Помню, как сильно я насмешил Цунэко глупостями вроде этих. Опасаясь, как бы визит не затянулся, я так спешил улизнуть, что даже не умылся, вот тогда-то опрометчиво и выдал белиберду про «конец деньгам – конец отношениям», что в дальнейшем привело к появлению неожиданных уз.
Со своей благодетельницей я не виделся с той ночи целый месяц. После расставания преходящая радость, которой она меня одарила, слабела с каждым днем, я эгоистично считал, что взвалил на себя тяжкое бремя, и даже такую обыденность, как оплаченный Цунэко в тот раз счет в кафе, воспринимал как обузу, постепенно меня начали одолевать опасения, что и она, как дочь хозяина пансиона и девица из педагогического училища, представляет для меня угрозу, и даже на расстоянии она постоянно внушала мне страх; вдобавок мне казалось, что если я снова встречусь с женщиной, с которой однажды был близок, то могу вдруг взорваться бурной яростью, я испытывал острое нежелание видеться с ней снова и в конце концов стал обходить Гиндзу стороной. Однако это острое нежелание вовсе не было проявлением моего коварства: между женщиной после близости и женщиной утром после пробуждения нет совершенно ничего общего, и суть заключалась в том, что я никак не мог уяснить для себя загадочное явление существования в двух обособленных мирах, подобного полному забвению.
В конце ноября мы с Хорики выпили дешевого пойла в Канде, возле уличного лотка, и когда отошли, мой порочный спутник стал требовать продолжения где-нибудь в другом месте; деньги у нас уже кончились, тем не менее он настаивал – выпьем еще да выпьем.
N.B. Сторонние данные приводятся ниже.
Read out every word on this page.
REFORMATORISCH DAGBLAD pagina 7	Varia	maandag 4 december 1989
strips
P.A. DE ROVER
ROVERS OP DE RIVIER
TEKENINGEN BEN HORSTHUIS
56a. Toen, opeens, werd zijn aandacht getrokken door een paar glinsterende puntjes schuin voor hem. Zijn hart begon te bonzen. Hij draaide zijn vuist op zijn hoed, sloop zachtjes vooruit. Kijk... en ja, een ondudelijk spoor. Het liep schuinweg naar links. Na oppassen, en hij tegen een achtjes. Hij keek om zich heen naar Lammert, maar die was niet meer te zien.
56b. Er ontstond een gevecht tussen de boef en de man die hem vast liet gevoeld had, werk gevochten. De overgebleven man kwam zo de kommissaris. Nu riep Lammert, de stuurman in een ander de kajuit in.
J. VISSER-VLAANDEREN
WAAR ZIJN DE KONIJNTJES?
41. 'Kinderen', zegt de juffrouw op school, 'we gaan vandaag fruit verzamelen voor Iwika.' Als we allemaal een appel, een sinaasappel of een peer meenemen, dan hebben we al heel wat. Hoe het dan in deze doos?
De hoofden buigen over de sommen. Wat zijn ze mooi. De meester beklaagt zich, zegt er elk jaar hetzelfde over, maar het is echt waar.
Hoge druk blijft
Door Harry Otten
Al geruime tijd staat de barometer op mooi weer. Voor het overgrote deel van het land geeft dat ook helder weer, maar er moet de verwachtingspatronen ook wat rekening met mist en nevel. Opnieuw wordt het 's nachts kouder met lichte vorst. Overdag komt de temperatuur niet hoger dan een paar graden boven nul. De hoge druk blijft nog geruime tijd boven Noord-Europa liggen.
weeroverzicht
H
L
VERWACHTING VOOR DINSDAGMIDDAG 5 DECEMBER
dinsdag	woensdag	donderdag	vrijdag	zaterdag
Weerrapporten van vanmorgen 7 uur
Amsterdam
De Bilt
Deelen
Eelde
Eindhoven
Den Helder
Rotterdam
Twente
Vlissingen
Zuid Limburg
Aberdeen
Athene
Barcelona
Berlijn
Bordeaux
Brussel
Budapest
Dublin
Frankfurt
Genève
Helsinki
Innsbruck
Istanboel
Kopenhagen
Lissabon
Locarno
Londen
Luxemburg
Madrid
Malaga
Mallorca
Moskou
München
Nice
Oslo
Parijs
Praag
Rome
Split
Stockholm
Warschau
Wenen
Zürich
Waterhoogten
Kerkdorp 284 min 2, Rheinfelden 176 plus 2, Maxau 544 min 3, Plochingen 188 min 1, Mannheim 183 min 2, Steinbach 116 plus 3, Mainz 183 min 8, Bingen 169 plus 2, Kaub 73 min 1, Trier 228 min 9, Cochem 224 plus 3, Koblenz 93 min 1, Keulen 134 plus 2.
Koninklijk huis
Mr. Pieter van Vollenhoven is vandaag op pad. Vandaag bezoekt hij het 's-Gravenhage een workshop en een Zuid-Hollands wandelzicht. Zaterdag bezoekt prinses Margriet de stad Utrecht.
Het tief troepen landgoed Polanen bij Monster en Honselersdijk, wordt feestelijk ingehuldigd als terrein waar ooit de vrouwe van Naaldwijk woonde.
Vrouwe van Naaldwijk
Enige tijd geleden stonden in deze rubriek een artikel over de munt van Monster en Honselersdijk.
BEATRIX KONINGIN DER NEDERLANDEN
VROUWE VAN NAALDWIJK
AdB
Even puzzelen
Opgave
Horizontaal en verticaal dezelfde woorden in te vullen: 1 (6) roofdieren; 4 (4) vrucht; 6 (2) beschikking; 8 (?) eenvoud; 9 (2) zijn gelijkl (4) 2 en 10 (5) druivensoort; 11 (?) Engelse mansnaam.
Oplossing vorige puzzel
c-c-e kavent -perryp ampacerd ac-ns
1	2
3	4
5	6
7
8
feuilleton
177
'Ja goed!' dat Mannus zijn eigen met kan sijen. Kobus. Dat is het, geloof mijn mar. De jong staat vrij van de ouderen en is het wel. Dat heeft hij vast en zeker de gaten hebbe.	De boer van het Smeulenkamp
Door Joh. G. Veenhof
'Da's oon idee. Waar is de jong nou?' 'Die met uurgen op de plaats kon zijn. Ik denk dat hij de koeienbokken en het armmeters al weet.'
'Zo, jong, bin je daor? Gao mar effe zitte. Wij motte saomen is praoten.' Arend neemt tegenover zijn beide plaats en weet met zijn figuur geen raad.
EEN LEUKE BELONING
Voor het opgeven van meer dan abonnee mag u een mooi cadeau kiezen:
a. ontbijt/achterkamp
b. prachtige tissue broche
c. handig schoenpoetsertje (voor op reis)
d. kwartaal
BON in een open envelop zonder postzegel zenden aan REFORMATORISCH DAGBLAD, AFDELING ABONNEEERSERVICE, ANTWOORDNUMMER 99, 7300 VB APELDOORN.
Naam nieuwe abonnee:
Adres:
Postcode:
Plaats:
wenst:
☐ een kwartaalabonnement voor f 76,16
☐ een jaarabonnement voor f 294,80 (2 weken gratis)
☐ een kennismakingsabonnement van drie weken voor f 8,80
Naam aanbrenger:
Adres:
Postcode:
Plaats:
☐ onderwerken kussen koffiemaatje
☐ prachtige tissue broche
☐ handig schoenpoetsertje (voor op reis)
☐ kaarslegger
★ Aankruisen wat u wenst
Тогда я, в том числе и потому, что был хмельнее и смелее обычного, сказал:
– Ладно, так и быть, свожу тебя в страну мечты. И называется она, как ни странно, «Сютиникурин»[3]…
– Кафе, что ли?
– Ну да.
– Идем!
Так мы и сели вдвоем в трамвай, и Хорики воодушевленно заявил:
– Изголодался я сегодня по женщинам. Если с официанткой целоваться – это ничего?
Мне не нравилось, когда Хорики вот так изображал пьяного. Хорики тоже это знал и нарочно передо мной усердствовал.
– Так ничего или нет? Поцелую, и точка. Поцелую любую официантку, которая сядет рядом. Ничего?
– Наверное, без разницы.
– Вот и хорошо! А то изголодался я по женщинам.
Мы сошли с трамвая в четвертом квартале Гиндзы и направились в то самое кафе «Сютиникурин», надеясь только на одолжение со стороны Цунэко, так как были почти без гроша, и как только устроились в свободной загородке лицом друг к другу, к нам сразу же поспешили Цунэко и еще одна официантка, которая села возле меня, а Цунэко плюхнулась рядом с Хорики, и я чуть не ахнул. Сейчас ее поцелуют.
Не скажу, что я дорожил ею. Жадность почти чужда моей натуре, и если во мне порой пробуждались смутная скупость и сожаления, мне не хватало духу отстаивать свои права собственника и скандалить с другими. Позднее я даже некоторое время молча смотрел, как насилуют мою неофициальную жену.
С людскими раздорами я старался соприкасаться как можно меньше. Боялся, как бы меня не затянуло в их водоворот. А все, что связывало нас с Цунэко, – единственная ночь. Она мне не принадлежала. Незачем было ни дорожить, ни сожалеть, ни питать еще какие-либо сильные чувства. И все же я чуть не ахнул.